Брейгель не принадлежал к типу художника-ученого, для которого живопись — наука, подчиненная строгим расчетам. Но наука обладала для него большой притягательной силой. В этом кабинете его занимало все. Он мог снова мысленно повторить, глядя на карты, свое путешествие и увидеть, как трудная дорога, которая занимала у него недели и месяцы, превращается на карте в короткий отрезок — его можно накрыть ладонью руки.
Вот так и в работе художника. Трудишься месяцы и годы, а когда смотришь, насколько продвинулся вперед, — видишь этот путь коротким, как на карте. А подробности путешествия Брейгеля, подмеченные глазом художника, были интересны картографу, хотя было непонятно, как он вместит все, о чем спрашивает, на свои карты, где просто не хватит места, чтобы вместить облик каждой горы, лицо каждого холма, каждое запомнившееся Брейгелю дерево.

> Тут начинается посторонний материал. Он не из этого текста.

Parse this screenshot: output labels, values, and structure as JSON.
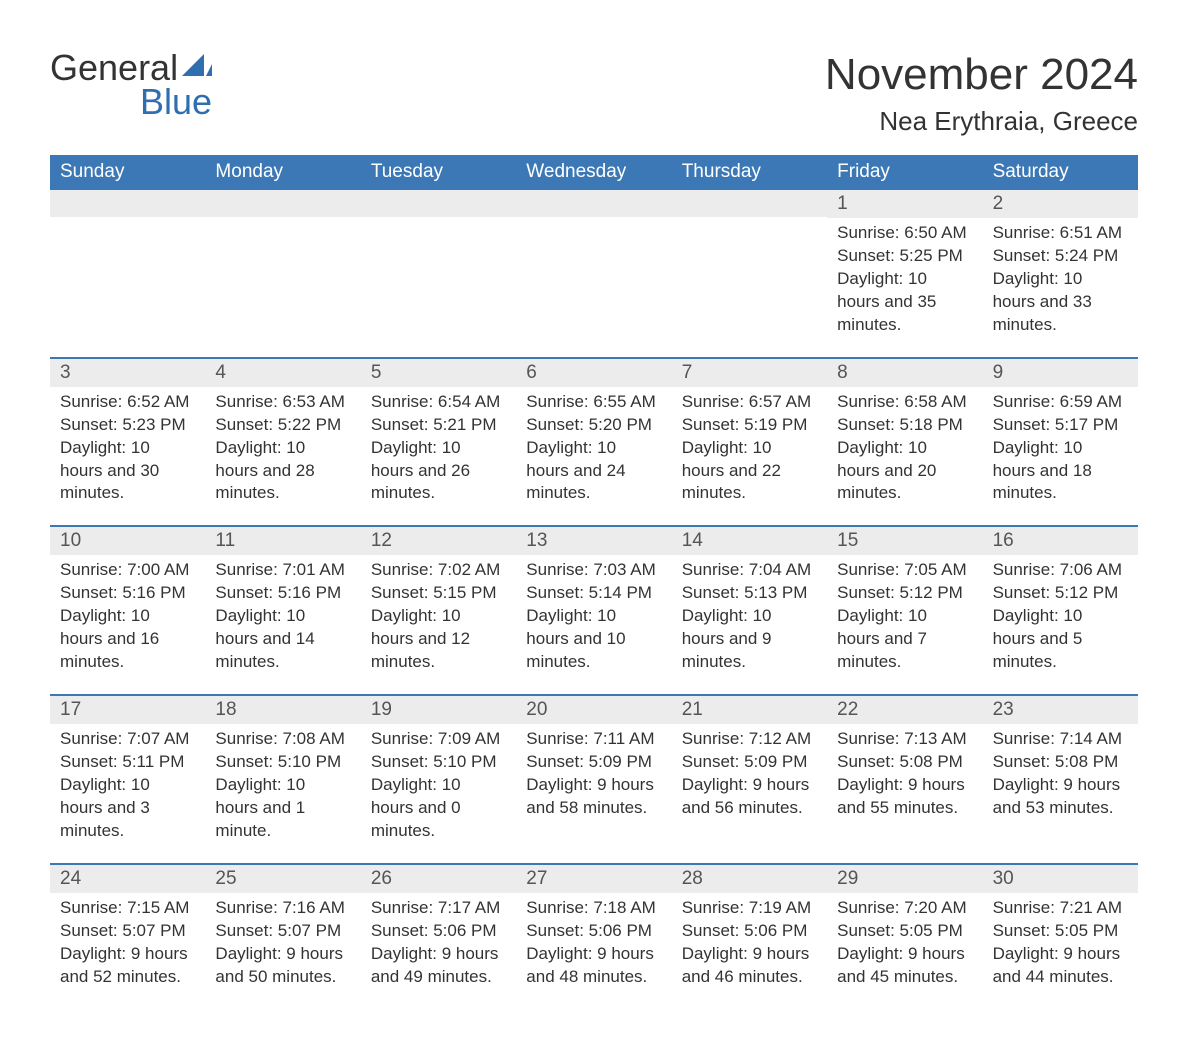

Брейгеля очень занимала система изображения земной поверхности, покрытой горами и городами, пересеченной холмами и реками на плоской карте. Недаром в том, как он подходит к изображению пейзажных далей, охватывая взглядом огромное пространство в его живой сложности, есть широта, напоминающая ландкарты.
Ортелиус принадлежал к тем немногим современникам Брейгеля, которые сумели понять и оценить масштаб его гения. Спустя несколько лет после смерти Брейгеля он посвятил ему прочувствованные слова в своем «Альбоме друзей». Он писал, что Брейгель умел изображать то, что до него считали неподдающимся изображению. Он восклицал: «Он (Брейгель) покинул нас в расцвете сил. Уж не сочла ли смерть, узрев его необычайное искусство, что он старше, чем был на деле!» Не случайно, что на такую оценку оказался способным именно такой человек, как Ортелиус: ученый, причем ученый, нового времени, человек широкого и смелого взгляда, привыкшего охватывать далекое и близкое, привычное и незнакомое.